Once upon a time, as recently as 1988, Israel had many tiny parties of one or two Knesset seats which wielded disproportionate electoral clout because they had the power to make or break governments.

To solve the problem, and make the country more democratic, the wise men in the Knesset decided to amend the electoral threshold. The percentage of the vote needed to make it into the Knesset was raised from 1% to 1.5% to 2% and then, in 2014, to 3.25%. That means that all parties will have a minimum of four seats each, lending more stability to the political system. At the same time, it forces parties that aren’t assured of crossing the threshold to dump ideology in favor of political survival, morphing into entities that no longer represent their loyal voters.

We’ve seen this in recent weeks on both the left and the right. First, Labor-Gesher and Meretz formed an alliance in order to save the latter, whose polls showed it slipping beneath 3.25%. In fact, even Labor wasn’t that secure, and there was concern that neither party would cross the threshold.

But surely these two veteran parties have distinct ideologies that can’t be papered over? And how could someone like Gesher’s Orly Levy-Abekasis, who began her career on the political right, end up in the far-left Meretz party? The merger was “necessary,” she explained, obviously uncomfortable with the question.

The same happened last week on the political right, moments before the deadline was reached for submitting party lists. But the betrayal here was infinitely greater.

There were two ostensibly national religious parties, one led by Naftali Bennett and one led by Rabbi Rafi Peretz, and the fear was that neither would cross the threshold, burning thousands of right-wing votes and handing the election to the left. The solution? A merger that leaves a single party with no ideological or spiritual identity. (In dumping Itamar Ben-Gvir, the party could still lose as many as 80,000 votes.)

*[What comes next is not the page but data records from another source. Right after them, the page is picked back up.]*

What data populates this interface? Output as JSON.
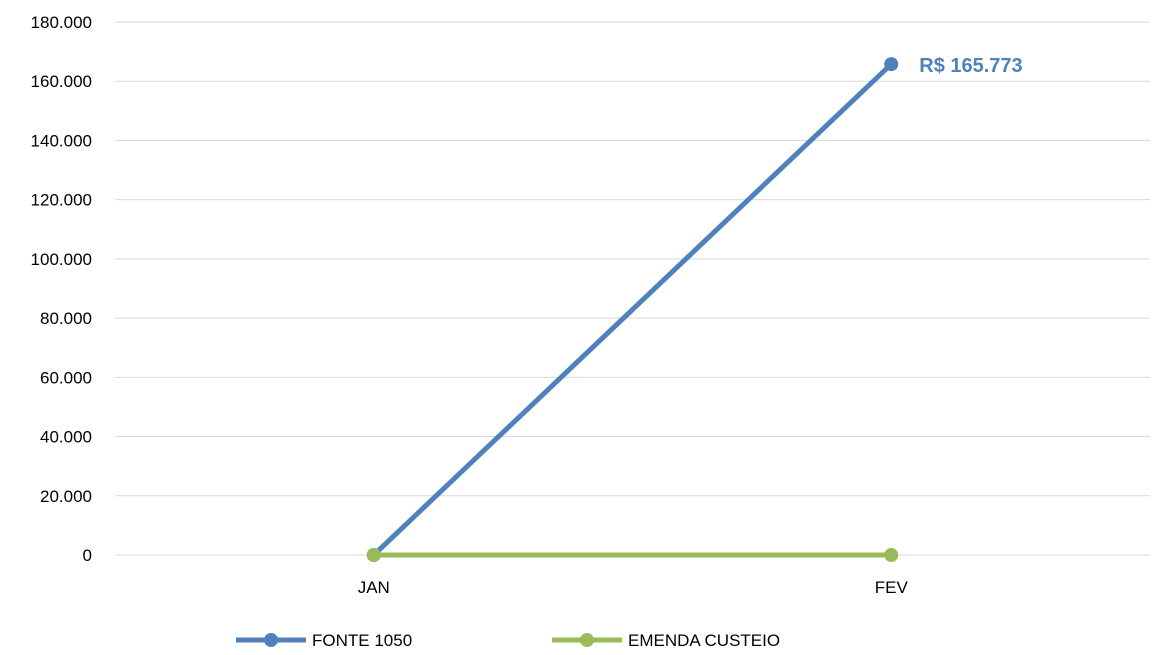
{
  "chart_data": {
    "type": "line",
    "categories": [
      "JAN",
      "FEV"
    ],
    "ylim": [
      0,
      180000
    ],
    "y_ticks": [
      0,
      20000,
      40000,
      60000,
      80000,
      100000,
      120000,
      140000,
      160000,
      180000
    ],
    "y_tick_labels": [
      "0",
      "20.000",
      "40.000",
      "60.000",
      "80.000",
      "100.000",
      "120.000",
      "140.000",
      "160.000",
      "180.000"
    ],
    "grid": "horizontal",
    "legend_position": "bottom",
    "series": [
      {
        "name": "FONTE 1050",
        "color": "#4F81BD",
        "values": [
          0,
          165773
        ],
        "data_labels": [
          "",
          "R$ 165.773"
        ]
      },
      {
        "name": "EMENDA CUSTEIO",
        "color": "#9BBB59",
        "values": [
          0,
          0
        ],
        "data_labels": [
          "",
          ""
        ]
      }
    ]
  }
}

What does Bennett, by his own definition Dati-lite, have in common with Betzalel Smotrich, a chardalnik who wears his tzitzis out? What does Ayelet Shaked, a secular right-winger, have in common with Orit Struk, a resident of Chevron whose husband teaches in yeshivah high school?

Bennett is proud to state that he doesn’t consult with Rabbanim (unless he needs their stamp of approval to advance his political agenda) and calls for “liberalization” of giyur laws. He sees himself as prime minister material, a successor to Binyamin Netanyahu, and doesn’t want to be tagged as a national-religious politician.

This New Right-Jewish Home-National Union conglomerate, dubbed Yamina (who can keep up with the names of the national religious split-offs?) may end up losing votes because it has lost its way.

Granted that Bennett and Shaked were successful ministers, but voters who want right wing with a dab of religion already have a party. It’s called the Likud. Why should they vote for Likud Bet, when they can get the real thing?